Epifania 244: Parte 23



Eleonora

Eleonora continuou obstinadamente a procura pela mãe. Uma questão de honra encontrá-la. A sua ausência era atordoante. Eleonora arrumara trabalho de diarista em vários apartamentos. Tinha um horário mais flexível e, além de tudo, esquivara-se das humilhações constantes impostas pelos antigos patrões.
Aos poucos a vida ia se acertando, como um relógio que desanda a parar, mas que gradativamente vai reconquistando o ritmo.
O que a inquietava era dividir o apartamento com a irmã e o cunhado. Foi recebida com pompas de chefe de Estado. Não passou, por hipótese alguma, necessidade. Contudo, a situação deixava-a constrangida. O espaço era exíguo. Encontraria a mãe e alugaria um lugar para elas. Refutou a ideia da irmã de lutar por uma moradia. Acreditava na causa da luta da irmã, mas carecia da verve de uma militante.
A causa não é minha, Eleonora. A causa é de todos nós – tentou argumentar Jurema. Parece que você foi cooptada pela burguesia. Como o Paulo Freire dizia, “é a voz do opressor na boca do oprimido” – insistiu a irmã.
Eleonora, incólume, ouvia. Não tinha aversão ao movimento, nem sabia quem era aquele Paulo. Entendia a legitimidade da causa, mas achava que aquelas ideias não a pertenciam. Subjugada pelo sistema, nas palavras da irmã militante.
Eleonora só queria rever a mãe e alugar um quarto. Só isso, nada além disso. Desconstruiu na cadência existencial o significado dos sonhos. Fustigada por uma realidade mutilante, desaprendeu a sonhar.

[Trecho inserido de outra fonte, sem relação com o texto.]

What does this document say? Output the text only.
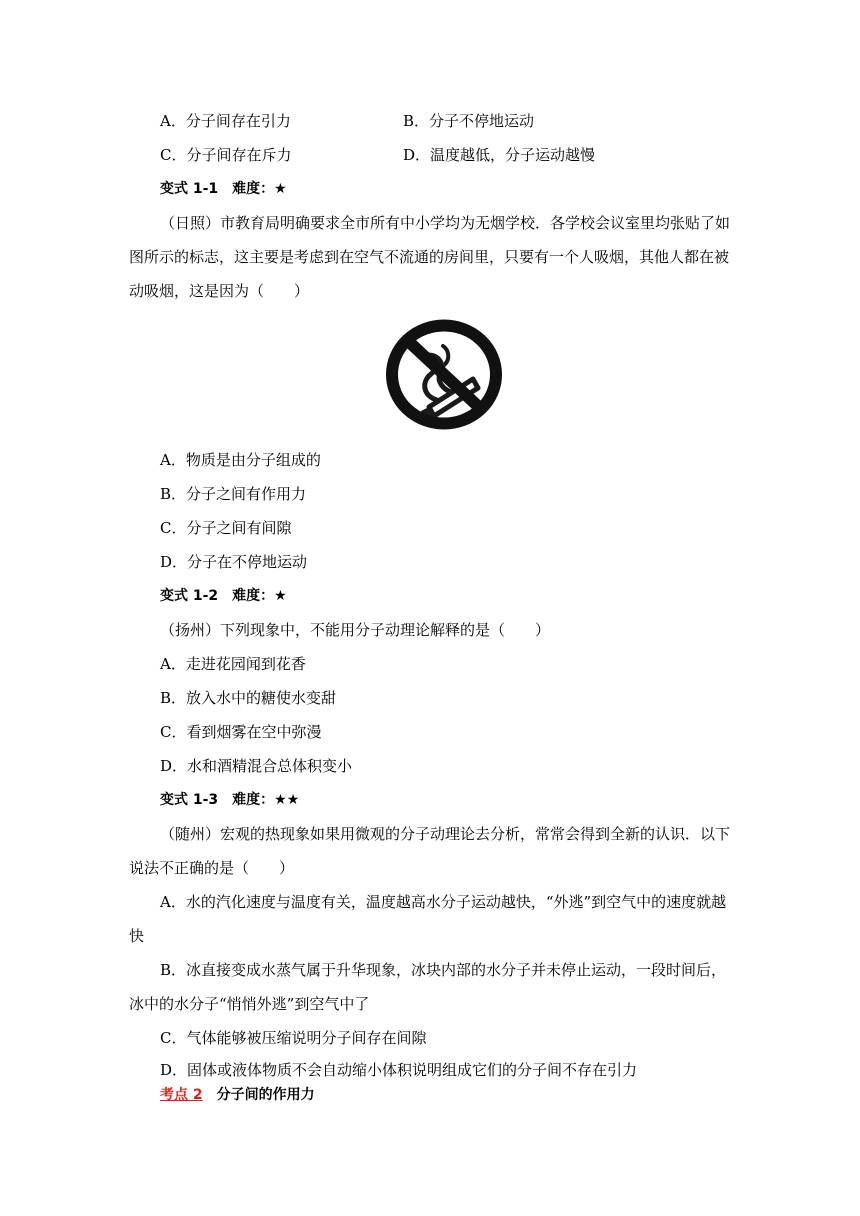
A．分子间存在引力	B．分子不停地运动
C．分子间存在斥力	D．温度越低，分子运动越慢
变式 1-1　难度：★
（日照）市教育局明确要求全市所有中小学均为无烟学校．各学校会议室里均张贴了如
图所示的标志，这主要是考虑到在空气不流通的房间里，只要有一个人吸烟，其他人都在被
动吸烟，这是因为（　　）
A．物质是由分子组成的
B．分子之间有作用力
C．分子之间有间隙
D．分子在不停地运动
变式 1-2　难度：★
（扬州）下列现象中，不能用分子动理论解释的是（　　）
A．走进花园闻到花香
B．放入水中的糖使水变甜
C．看到烟雾在空中弥漫
D．水和酒精混合总体积变小
变式 1-3　难度：★★
（随州）宏观的热现象如果用微观的分子动理论去分析，常常会得到全新的认识．以下
说法不正确的是（　　）
A．水的汽化速度与温度有关，温度越高水分子运动越快，“外逃”到空气中的速度就越
快
B．冰直接变成水蒸气属于升华现象，冰块内部的水分子并未停止运动，一段时间后，
冰中的水分子“悄悄外逃”到空气中了
C．气体能够被压缩说明分子间存在间隙
D．固体或液体物质不会自动缩小体积说明组成它们的分子间不存在引力
考点 2　 分子间的作用力
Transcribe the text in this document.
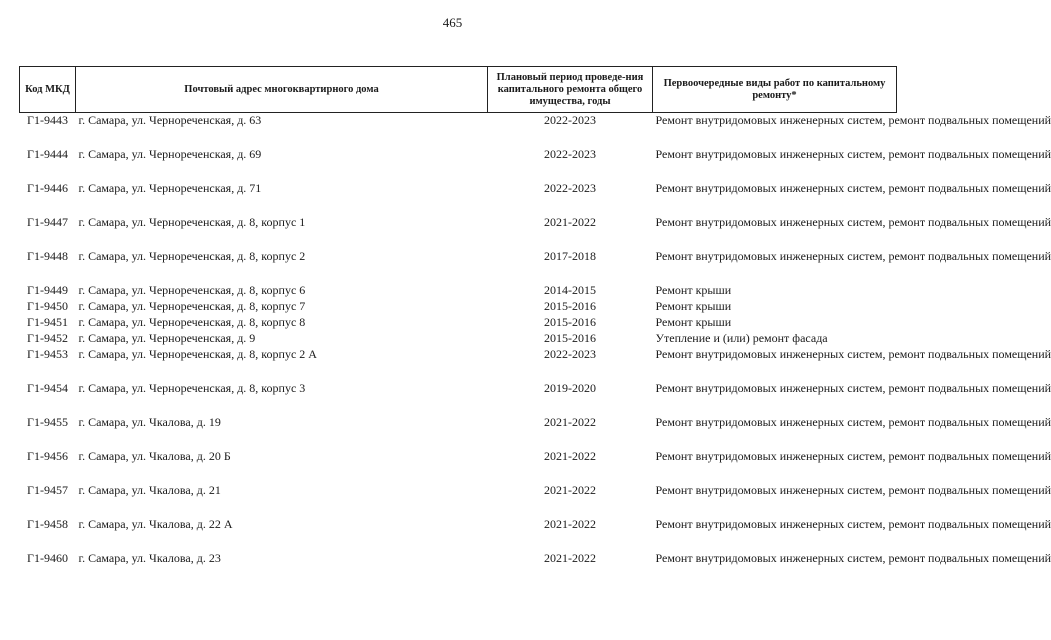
465
Код МКД	Почтовый адрес многоквартирного дома	Плановый период проведе-ния капитального ремонта общего имущества, годы	Первоочередные виды работ по капитальному ремонту*
Г1-9443	г. Самара, ул. Чернореченская, д. 63	2022-2023	Ремонт внутридомовых инженерных систем, ремонт подвальных помещений
Г1-9444	г. Самара, ул. Чернореченская, д. 69	2022-2023	Ремонт внутридомовых инженерных систем, ремонт подвальных помещений
Г1-9446	г. Самара, ул. Чернореченская, д. 71	2022-2023	Ремонт внутридомовых инженерных систем, ремонт подвальных помещений
Г1-9447	г. Самара, ул. Чернореченская, д. 8, корпус 1	2021-2022	Ремонт внутридомовых инженерных систем, ремонт подвальных помещений
Г1-9448	г. Самара, ул. Чернореченская, д. 8, корпус 2	2017-2018	Ремонт внутридомовых инженерных систем, ремонт подвальных помещений
Г1-9449	г. Самара, ул. Чернореченская, д. 8, корпус 6	2014-2015	Ремонт крыши
Г1-9450	г. Самара, ул. Чернореченская, д. 8, корпус 7	2015-2016	Ремонт крыши
Г1-9451	г. Самара, ул. Чернореченская, д. 8, корпус 8	2015-2016	Ремонт крыши
Г1-9452	г. Самара, ул. Чернореченская, д. 9	2015-2016	Утепление и (или) ремонт фасада
Г1-9453	г. Самара, ул. Чернореченская, д. 8, корпус 2 А	2022-2023	Ремонт внутридомовых инженерных систем, ремонт подвальных помещений
Г1-9454	г. Самара, ул. Чернореченская, д. 8, корпус 3	2019-2020	Ремонт внутридомовых инженерных систем, ремонт подвальных помещений
Г1-9455	г. Самара, ул. Чкалова, д. 19	2021-2022	Ремонт внутридомовых инженерных систем, ремонт подвальных помещений
Г1-9456	г. Самара, ул. Чкалова, д. 20 Б	2021-2022	Ремонт внутридомовых инженерных систем, ремонт подвальных помещений
Г1-9457	г. Самара, ул. Чкалова, д. 21	2021-2022	Ремонт внутридомовых инженерных систем, ремонт подвальных помещений
Г1-9458	г. Самара, ул. Чкалова, д. 22 А	2021-2022	Ремонт внутридомовых инженерных систем, ремонт подвальных помещений
Г1-9460	г. Самара, ул. Чкалова, д. 23	2021-2022	Ремонт внутридомовых инженерных систем, ремонт подвальных помещений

Com o tempo, foi ficando mal vista pelo movimento, pois não participava dos atos coletivos, das assembleias. A liderança, pressionada pelos moradores, exigiu a saída de Eleonora da ocupação.
Jurema previra o desfecho. Mais dias, menos dias, iriam contestar a omissão de Eleonora.
É uma alienada, diziam.
      Eleonora era sim, uma rosa, que não desabrochou. Uma rosa que nasce cercada por adversidades e demora a compreender a grandeza da sua existência.